Em nota técnica, a Federação do Comércio de Bens, Serviços e Turismo do
Estado de São Paulo (FecomercioSP) avalia a possibilidade de a
responsabilização da pessoa jurídica ser revista pelo Legislativo. "Caso
fique provado que a empresa adotou todos os mecanismos de proteção e
combate à corrupção e que, mesmo assim, ocorreu um fato alheio ao seu
conhecimento (cometido isoladamente por determinado funcionário), ela
não deverá ser responsabilizada, principalmente se colaborar com as
investigações", diz o texto.
O parecer da FecomercioSP sustenta que, em alguns casos, a companhia
pode não conseguir controlar a ação isolada de um funcionário específico
que realizou o ato ilícito. "Trata-se de um incidente que fugiu dos
mecanismos de controle, ficando alheio ao conhecimento dos dirigentes,
acionistas e cotistas da empresa (e até mesmo dos demais funcionários)",
cita a nota. "Nesses casos, após processo investigativo, a pessoa
física que provocou o ato ilícito deveria ser responsabilizada, eximindo
a empresa da responsabilidade."
É positivo. Há um certo clima de espera para ver como que a lei vai ser de fato aplicada no Brasil"

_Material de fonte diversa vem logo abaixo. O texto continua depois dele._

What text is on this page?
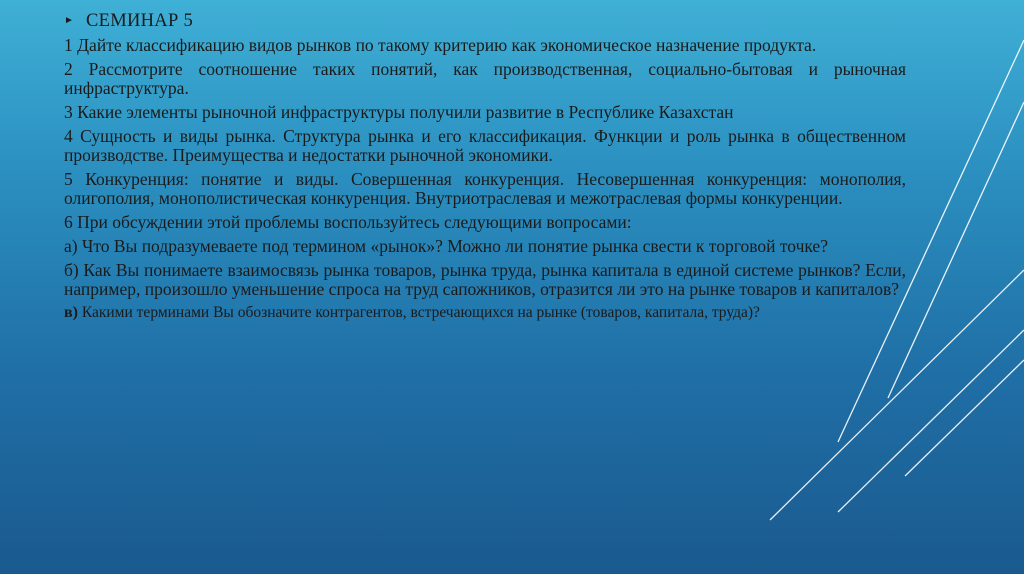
► СЕМИНАР 5

1 Дайте классификацию видов рынков по такому критерию как экономическое назначение продукта.

2 Рассмотрите соотношение таких понятий, как производственная, социально-бытовая и рыночная инфраструктура.

3 Какие элементы рыночной инфраструктуры получили развитие в Республике Казахстан

4 Сущность и виды рынка. Структура рынка и его классификация. Функции и роль рынка в общественном производстве. Преимущества и недостатки рыночной экономики.

5 Конкуренция: понятие и виды. Совершенная конкуренция. Несовершенная конкуренция: монополия, олигополия, монополистическая конкуренция. Внутриотраслевая и межотраслевая формы конкуренции.

6 При обсуждении этой проблемы воспользуйтесь следующими вопросами:

а) Что Вы подразумеваете под термином «рынок»? Можно ли понятие рынка свести к торговой точке?

б) Как Вы понимаете взаимосвязь рынка товаров, рынка труда, рынка капитала в единой системе рынков? Если, например, произошло уменьшение спроса на труд сапожников, отразится ли это на рынке товаров и капиталов?

в) Какими терминами Вы обозначите контрагентов, встречающихся на рынке (товаров, капитала, труда)?
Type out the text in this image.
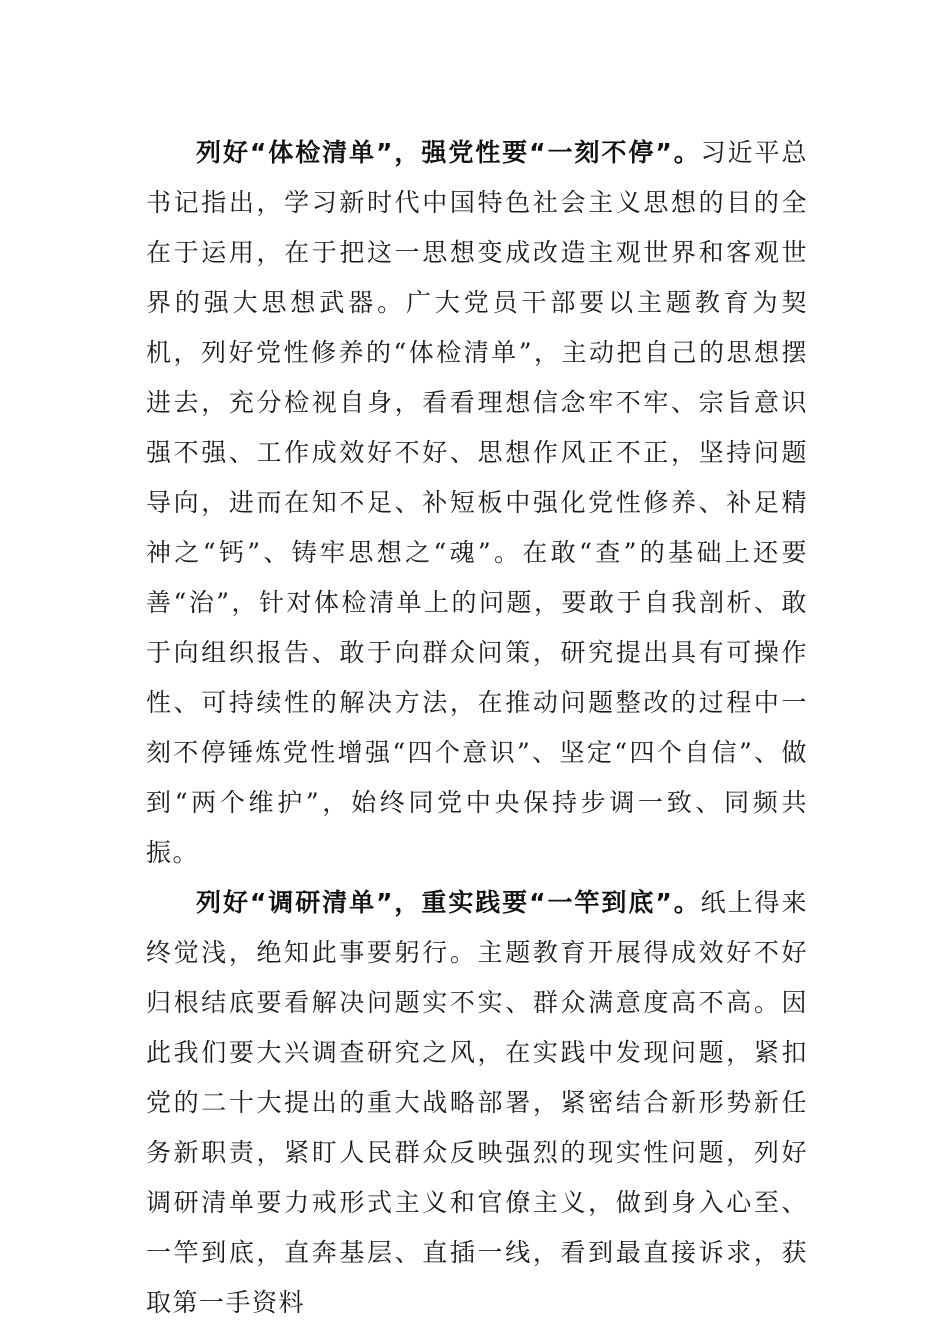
列好“体检清单”，强党性要“一刻不停”。习近平总书记指出，学习新时代中国特色社会主义思想的目的全在于运用，在于把这一思想变成改造主观世界和客观世界的强大思想武器。广大党员干部要以主题教育为契机，列好党性修养的“体检清单”，主动把自己的思想摆进去，充分检视自身，看看理想信念牢不牢、宗旨意识强不强、工作成效好不好、思想作风正不正，坚持问题导向，进而在知不足、补短板中强化党性修养、补足精神之“钙”、铸牢思想之“魂”。在敢“查”的基础上还要善“治”，针对体检清单上的问题，要敢于自我剖析、敢于向组织报告、敢于向群众问策，研究提出具有可操作性、可持续性的解决方法，在推动问题整改的过程中一刻不停锤炼党性增强“四个意识”、坚定“四个自信”、做到“两个维护”，始终同党中央保持步调一致、同频共振。

列好“调研清单”，重实践要“一竿到底”。纸上得来终觉浅，绝知此事要躬行。主题教育开展得成效好不好归根结底要看解决问题实不实、群众满意度高不高。因此我们要大兴调查研究之风，在实践中发现问题，紧扣党的二十大提出的重大战略部署，紧密结合新形势新任务新职责，紧盯人民群众反映强烈的现实性问题，列好调研清单要力戒形式主义和官僚主义，做到身入心至、一竿到底，直奔基层、直插一线，看到最直接诉求，获取第一手资料
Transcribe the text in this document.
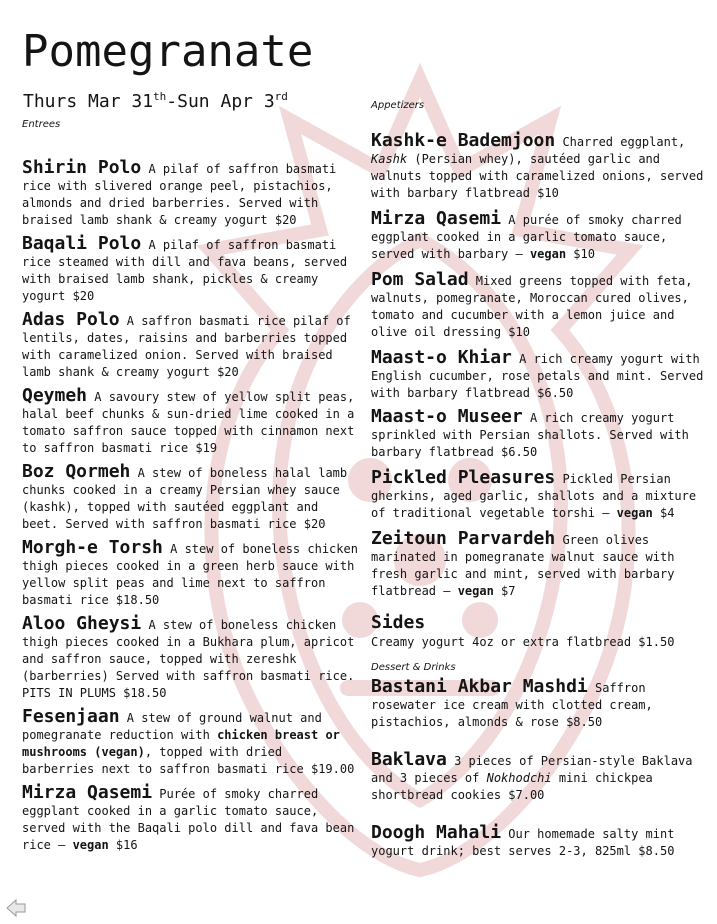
Pomegranate
Thurs Mar 31th-Sun Apr 3rd
Entrees

Shirin Polo A pilaf of saffron basmati rice with slivered orange peel, pistachios, almonds and dried barberries. Served with braised lamb shank & creamy yogurt $20

Baqali Polo A pilaf of saffron basmati rice steamed with dill and fava beans, served with braised lamb shank, pickles & creamy yogurt $20

Adas Polo A saffron basmati rice pilaf of lentils, dates, raisins and barberries topped with caramelized onion. Served with braised lamb shank & creamy yogurt $20

Qeymeh A savoury stew of yellow split peas, halal beef chunks & sun-dried lime cooked in a tomato saffron sauce topped with cinnamon next to saffron basmati rice $19

Boz Qormeh A stew of boneless halal lamb chunks cooked in a creamy Persian whey sauce (kashk), topped with sautéed eggplant and beet. Served with saffron basmati rice $20

Morgh-e Torsh A stew of boneless chicken thigh pieces cooked in a green herb sauce with yellow split peas and lime next to saffron basmati rice $18.50

Aloo Gheysi A stew of boneless chicken thigh pieces cooked in a Bukhara plum, apricot and saffron sauce, topped with zereshk (barberries) Served with saffron basmati rice. PITS IN PLUMS $18.50

Fesenjaan A stew of ground walnut and pomegranate reduction with chicken breast or mushrooms (vegan), topped with dried barberries next to saffron basmati rice $19.00

Mirza Qasemi Purée of smoky charred eggplant cooked in a garlic tomato sauce, served with the Baqali polo dill and fava bean rice – vegan $16

Appetizers

Kashk-e Bademjoon Charred eggplant, Kashk (Persian whey), sautéed garlic and walnuts topped with caramelized onions, served with barbary flatbread $10

Mirza Qasemi A purée of smoky charred eggplant cooked in a garlic tomato sauce, served with barbary – vegan $10

Pom Salad Mixed greens topped with feta, walnuts, pomegranate, Moroccan cured olives, tomato and cucumber with a lemon juice and olive oil dressing $10

Maast-o Khiar A rich creamy yogurt with English cucumber, rose petals and mint. Served with barbary flatbread $6.50

Maast-o Museer A rich creamy yogurt sprinkled with Persian shallots. Served with barbary flatbread $6.50

Pickled Pleasures Pickled Persian gherkins, aged garlic, shallots and a mixture of traditional vegetable torshi – vegan $4

Zeitoun Parvardeh Green olives marinated in pomegranate walnut sauce with fresh garlic and mint, served with barbary flatbread – vegan $7

Sides

Creamy yogurt 4oz or extra flatbread $1.50

Dessert & Drinks

Bastani Akbar Mashdi Saffron rosewater ice cream with clotted cream, pistachios, almonds & rose $8.50

Baklava 3 pieces of Persian-style Baklava and 3 pieces of Nokhodchi mini chickpea shortbread cookies $7.00

Doogh Mahali Our homemade salty mint yogurt drink; best serves 2-3, 825ml $8.50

Felipe Magrim, gerente de Relações Governamentais da Amcham-Brasi
A professora Heloisa Estellita, da Escola de Direito da Fundação Getúlio Vargas (FGV),
analisa que pode existir algum questionamento no futuro com relação à
constitucionalidade da lei, justamente porque ela prevê a culpa da
empresa sem que haja comprovação.
"Não precisa provar que um funcionário de uma empresa corrompeu outro
com consciência e vontade da cúpula representativa da pessoa jurídica.

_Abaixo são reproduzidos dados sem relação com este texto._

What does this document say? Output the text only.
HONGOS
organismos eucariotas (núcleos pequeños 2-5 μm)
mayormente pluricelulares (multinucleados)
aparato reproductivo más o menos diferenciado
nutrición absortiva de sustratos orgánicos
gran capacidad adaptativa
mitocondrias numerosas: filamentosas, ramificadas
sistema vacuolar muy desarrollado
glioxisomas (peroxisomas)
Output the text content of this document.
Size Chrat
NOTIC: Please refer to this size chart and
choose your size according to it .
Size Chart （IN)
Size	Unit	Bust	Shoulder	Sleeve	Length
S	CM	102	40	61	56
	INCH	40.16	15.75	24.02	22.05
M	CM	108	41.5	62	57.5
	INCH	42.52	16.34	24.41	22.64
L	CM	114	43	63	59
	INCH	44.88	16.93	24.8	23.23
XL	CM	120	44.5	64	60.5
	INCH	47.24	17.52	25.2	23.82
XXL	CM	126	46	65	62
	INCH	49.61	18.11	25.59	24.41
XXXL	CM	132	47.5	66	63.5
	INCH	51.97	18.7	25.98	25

Basta que tenha havido o ato e a fraude (...). A gente está falando em
responsabilizar uma pessoa [no caso, a empresa] por algo que ela não
sabia", diz.
Rogéria, da Serasa Experian,
acredita que, conforme os casos forem acontecendo, será criado um
histórico de decisões judiciais (jurisprudência) sobre o tema. "Há
pessoas que apontam pontos de melhoria, realmente toda lei pode ser
aprimorada, mas teremos o Ministério Público e o Judiciário como
parceiros", destaca.
De acordo com o gerente de Relações Governamentais da Amcham-Brasil
(Câmara Americana de Comércio no Brasil), Felipe Magrim, foram feitas
discussões sobre o texto da legislação em reuniões da entidade. "É
positivo. Há um certo clima de espera para ver como a lei vai ser de
fato aplicada."
Para o presidente da Confederação Nacional de Dirigentes Lojistas
(CNDL), Roque Pellizzaro Junior, empresas maiores do setor varejista já
têm áreas de "compliance". Ele acredita, contudo, que estabelecimentos
menores podem começar a se preocupar mais com a difusão desses valores
entre seus funcionários.
A efetividade da lei vai depender muito, como sempre, da fiscalização.
O melhor remédio para que as pessoas não pratiquem crime é a certeza de
que serão punidas.""
Heloisa Estellita, professora da
Escola de Direito da FGV
Controles pelas empresas
Gerónimo Timerman, sócio-líder da área de Forensic Services (serviços
forenses, em inglês) da consultoria KPMG no Brasil, acredita que
atualmente é muito difícil uma empresa brasileira ter 100% de todos os
tradicionais controles de "compliance" implementados. De acordo com ele,
o mercado trabalha atualmente com regulamentações internacionais. "Vai
depender muito de como vai ser a regulamentação do governo", diz.
Uma pesquisa feita pela KPMG com cerca de 80 empresas brasileiras
aponta que 80% dos membros de conselhos de administração, comitês de
auditoria e conselhos fiscais das companhias ainda têm dúvidas sobre a
Lei Anticorrupção.
Segundo o levantamento, 36% das empresas ainda não começaram a
reformular suas políticas e procedimentos para ficar em conformidade com
a nova legislação, e 67% afirmaram já ter pelo menos uma linha de
denúncia ou canal de ouvidoria. Outros 9% disseram que esses serviços
estão em fase de implementação.
Para Heloisa Estellita, da FGV, para que a lei seja efetiva, contudo, é
necessária uma real fiscalização do poder público. "Isso vai depender
muito, como sempre, da fiscalização. O melhor remédio para que as
pessoas não pratiquem crime é a certeza de que serão punidas."